ABS bulk copolymer having composition and particle size : Bulk-
1-5 were prepared.

[Procedure Amendment 2]

[Document name to be amended] Statement

[Correction target item name] 0033

[Correction method] Change

[Correction content]

[0033]

[Table 1]

Claims (1)

[Claims] 1. A bulk copolymer of a styrene-based monomer, an unsaturated nitrile-based monomer and a rubber-like polymer, wherein the rubber-like polymer has a volume average particle size of 0.5 to 2.5 μm. Bulk copolymer having a rubber polymer content of 10 to 15% by weight: 10 to 35 parts by weight An emulsion polymerization graft copolymer of a styrene monomer, an unsaturated nitrile monomer and a rubber polymer.
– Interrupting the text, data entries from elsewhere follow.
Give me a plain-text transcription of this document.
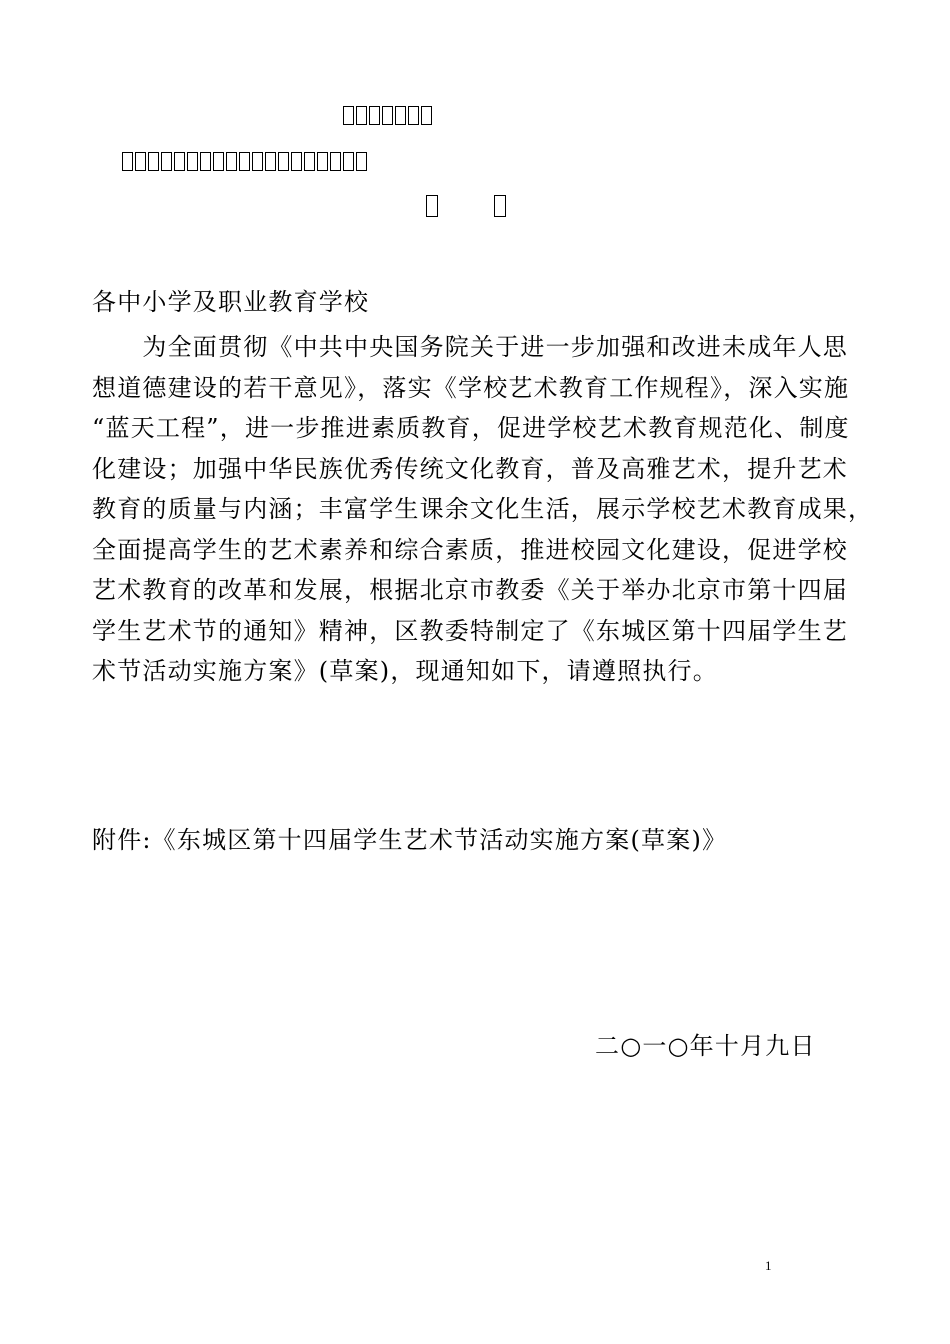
各中小学及职业教育学校
　　为全面贯彻《中共中央国务院关于进一步加强和改进未成年人思
想道德建设的若干意见》，落实《学校艺术教育工作规程》，深入实施
“蓝天工程”，进一步推进素质教育，促进学校艺术教育规范化、制度
化建设；加强中华民族优秀传统文化教育，普及高雅艺术，提升艺术
教育的质量与内涵；丰富学生课余文化生活，展示学校艺术教育成果，
全面提高学生的艺术素养和综合素质，推进校园文化建设，促进学校
艺术教育的改革和发展，根据北京市教委《关于举办北京市第十四届
学生艺术节的通知》精神，区教委特制定了《东城区第十四届学生艺
术节活动实施方案》(草案)，现通知如下，请遵照执行。
附件:《东城区第十四届学生艺术节活动实施方案(草案)》
二○一○年十月九日
1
Then, the volume average particle diameter of the rubber-like polymer is 0.06 to 0.4 μm, the content of the rubber-like polymer is 35 to 50% by weight, and the styrene-based monomer and the unsaturated nitrile-based monomer are free. A graft copolymer having a weight average molecular weight of 50,000 to 100,000 and a weight average molecular weight of the grafted styrene-based monomer and unsaturated nitrile-based monomer of 60,000 to 120,000. 30-55 parts by weight and styrene type A low molecular weight hard copolymer obtained by copolymerizing a monomer and an unsaturated nitrile monomer, wherein the weight ratio of the unsaturated nitrile monomer and the styrene monomer is unsaturated nitrile. System monomer / styrene system monomer = 15 / 85-3
0/70, the weight average molecular weight of the hard copolymer is 40,000
~ 120,000 low molecular weight rigid copolymers: 10-6
A bimodal rubber-reinforced styrene-based resin composition having a good colorability and an excellent flowability / impact resistance balance, which is characterized by containing 0 part by weight.